Your college friends were all drunk anyway. If we could reverse things and have those breweries be your drunk college friends, who would own the Rastafarian poster and who's the one stealing all your ramen?
1. Monday Night Brewing - Atlanta, Georgia
The Former God Squad (Who Now Loves Getting Sloshed)
Monday Night was that kid from your old Bible study who just discovered how awesome it is being drunk about five years after everyone else did. Know who I'm talking about? They were the ones shoving a mason jar of hops under your nose and talking about the superiority of beer over the Bible while drunkenly playing shuffleboard. They also collected ties, found irony in mustaches, soaked veggie dogs in veggie broth, and thought that weekends are totally overrated. Plus they brewed a mean serrano pepper beer.
Yeah, I'm talking about them.
2. Catawba Brewing Co. - Morganton, North Carolina
Your Stereotypical Hipster
So. Much. Fucking. Flannel.
3. Orpheus Brewing - Atlanta, Georgia
The Troubled Artist Living Off Their Parents
Orpheus was that misunderstood trust fund baby who arrived at college and immediately started rejecting wealth and conventionalism by doodling intricate designs on the backs of notebooks during class because “what even is science?” They named said doodles things like “Transmigration of Souls”, “Serpent Bite”, or “Life, Death, Life, Truth” as reflections of them never looking back after hearing the words ‘artisanal’ and ‘saison’ - even if they still swipe their parents’ credit cards for 'art supplies' three years out of college.
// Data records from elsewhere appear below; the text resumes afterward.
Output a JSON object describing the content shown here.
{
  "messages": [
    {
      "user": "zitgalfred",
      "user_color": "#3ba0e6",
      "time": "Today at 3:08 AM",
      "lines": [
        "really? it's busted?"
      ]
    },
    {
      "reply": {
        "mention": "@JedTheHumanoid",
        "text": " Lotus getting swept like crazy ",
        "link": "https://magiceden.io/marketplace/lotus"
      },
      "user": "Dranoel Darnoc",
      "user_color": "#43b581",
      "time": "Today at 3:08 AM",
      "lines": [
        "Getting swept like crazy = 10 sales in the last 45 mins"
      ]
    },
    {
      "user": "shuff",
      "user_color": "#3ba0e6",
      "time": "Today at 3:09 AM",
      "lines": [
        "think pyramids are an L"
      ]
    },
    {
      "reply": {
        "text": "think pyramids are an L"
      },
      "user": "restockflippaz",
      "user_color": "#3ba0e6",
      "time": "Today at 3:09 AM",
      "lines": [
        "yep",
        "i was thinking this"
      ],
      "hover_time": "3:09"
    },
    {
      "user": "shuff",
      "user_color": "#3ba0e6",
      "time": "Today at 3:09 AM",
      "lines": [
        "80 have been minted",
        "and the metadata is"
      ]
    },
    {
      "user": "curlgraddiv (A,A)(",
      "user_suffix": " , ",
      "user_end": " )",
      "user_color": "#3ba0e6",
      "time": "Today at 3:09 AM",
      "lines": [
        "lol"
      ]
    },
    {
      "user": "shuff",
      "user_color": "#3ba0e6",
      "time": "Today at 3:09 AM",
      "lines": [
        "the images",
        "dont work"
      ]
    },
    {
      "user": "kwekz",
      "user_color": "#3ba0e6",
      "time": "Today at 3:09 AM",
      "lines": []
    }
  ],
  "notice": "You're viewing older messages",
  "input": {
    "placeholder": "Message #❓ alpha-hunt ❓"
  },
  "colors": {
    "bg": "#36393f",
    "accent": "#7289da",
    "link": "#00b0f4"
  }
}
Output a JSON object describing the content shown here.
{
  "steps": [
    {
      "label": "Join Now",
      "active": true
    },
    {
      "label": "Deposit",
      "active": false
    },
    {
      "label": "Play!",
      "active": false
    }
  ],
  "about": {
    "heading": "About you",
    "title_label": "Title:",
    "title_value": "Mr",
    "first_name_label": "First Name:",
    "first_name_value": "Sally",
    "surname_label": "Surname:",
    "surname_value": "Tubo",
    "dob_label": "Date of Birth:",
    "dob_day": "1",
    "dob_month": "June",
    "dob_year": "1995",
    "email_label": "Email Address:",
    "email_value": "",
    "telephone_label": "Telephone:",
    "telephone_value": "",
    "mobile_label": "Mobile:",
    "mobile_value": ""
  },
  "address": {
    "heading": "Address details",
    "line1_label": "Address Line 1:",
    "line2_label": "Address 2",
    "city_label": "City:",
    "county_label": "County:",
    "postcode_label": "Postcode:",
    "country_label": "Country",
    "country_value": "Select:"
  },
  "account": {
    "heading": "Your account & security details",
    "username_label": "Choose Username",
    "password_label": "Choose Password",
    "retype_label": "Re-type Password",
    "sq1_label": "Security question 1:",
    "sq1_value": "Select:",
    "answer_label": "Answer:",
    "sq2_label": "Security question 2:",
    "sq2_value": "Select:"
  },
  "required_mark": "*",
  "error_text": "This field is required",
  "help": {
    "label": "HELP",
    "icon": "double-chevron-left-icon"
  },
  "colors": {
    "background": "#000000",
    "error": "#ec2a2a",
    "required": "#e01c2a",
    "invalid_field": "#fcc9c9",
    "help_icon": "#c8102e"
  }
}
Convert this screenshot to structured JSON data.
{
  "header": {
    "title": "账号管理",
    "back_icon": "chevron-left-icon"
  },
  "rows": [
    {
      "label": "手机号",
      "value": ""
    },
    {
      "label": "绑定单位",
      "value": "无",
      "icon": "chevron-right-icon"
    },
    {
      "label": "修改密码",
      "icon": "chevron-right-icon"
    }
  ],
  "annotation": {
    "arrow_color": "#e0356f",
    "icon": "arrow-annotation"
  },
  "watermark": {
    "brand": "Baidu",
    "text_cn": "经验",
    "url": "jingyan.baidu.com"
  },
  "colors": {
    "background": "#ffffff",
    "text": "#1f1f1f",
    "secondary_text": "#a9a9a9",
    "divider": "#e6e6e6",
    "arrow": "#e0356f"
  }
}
4. Straight to Ale - Huntsville, Alabama
The Burnout with Fine Taste in Music, Film, and Acid
Straight to Ale’s apartment pretty much guaranteed a perpetual sci-fi film marathon muted to Dark Side of the Moon or Sgt. Pepper’s. They’d try to play it cool, but c’mon. Have you seen their labels? They were totally tripping balls.
5. River Rat Brewery - Columbia, South Carolina
The Dude Who Still Wears JNCOs and Cries When He Gets Drunk
If you ever needed to know where River Rat was lurking, they were bound to be sitting on the steps of any campus building rallying for the return of JNCO Jeans and Reebok Pumps. And while you always pretended you thought their love for Korn was way past excessive, you secretly found their grungy hair reeking with river water to be sexy as hell.
But, of course, they were more interested in boning Orpheus. Lame.
6. Honky Tonk Brewery - Nashville, Tennessee
The Redneck Who Bleeds Red, White, Blue, and Reagan
7. Lazy Magnolia - Kiln, Mississippi
The One Who Gave You the Freshman 15
Lazy Magnolia was that person you could never tell was egregiously stoned or just really, really into pecan pie. Either way, they were the ones who always brought something sweet to the party, which would usually result in amplifying your hangover to the umpteenth degree. But dammit if those Southern Pecan ales don’t make your tongue glad to be from Mississippi.
8. Yazoo - Nashville, Tennessee
The Charming-But-Drunk Guitar-Playing Cowboy
Yazoo was the guy with the cowboy hat, leather boots, flashy white grin, and Southern drawl that could slap your grandma silly. Their only downfall was the fact that, while they were friendly, hospitable, and didn't believe in women pumping their own gas, they more than likely* had a Toby Keith poster taped to their bathroom door.
9. Wicked Weed - Asheville, North Carolina
Wicked Weed always seemed a little off, but you hung around just for their nonconformist ideologies and historical quotations at parties for the hell of it. But all of a sudden, they stopped coming around sometime in the middle of sophomore year. While some say they're living in a tree house searching for the healing powers of faeries and elves, the general consensus is that they’re actually trying to spread their conspiracy theories by driving for Uber. But let's be real - they're most likely doing both.
10. Moccasin Bend Brewing Co. - Chattanooga, Tennessee
Your Dealer for Four Years Who You'll Never See Again
MBBC, the best bud of Wicked Weed, was the one who lived in a forested shack in an otherwise open and populated neighborhood. You were never really sure if they were actually enrolled in school or not, but, to put it bluntly, they were your best hookup for weed. From the foosball table to the Christmas lights strung up all year to shedding dogs sprawled out on the floor, spending time there was always a solid mixture of asking yourself “What the fuck am I doing here?” and “Goddamn, I love this place.”
But, like any good weed dealer, their whereabouts are now unknown. Come back, MBBC. We miss your services.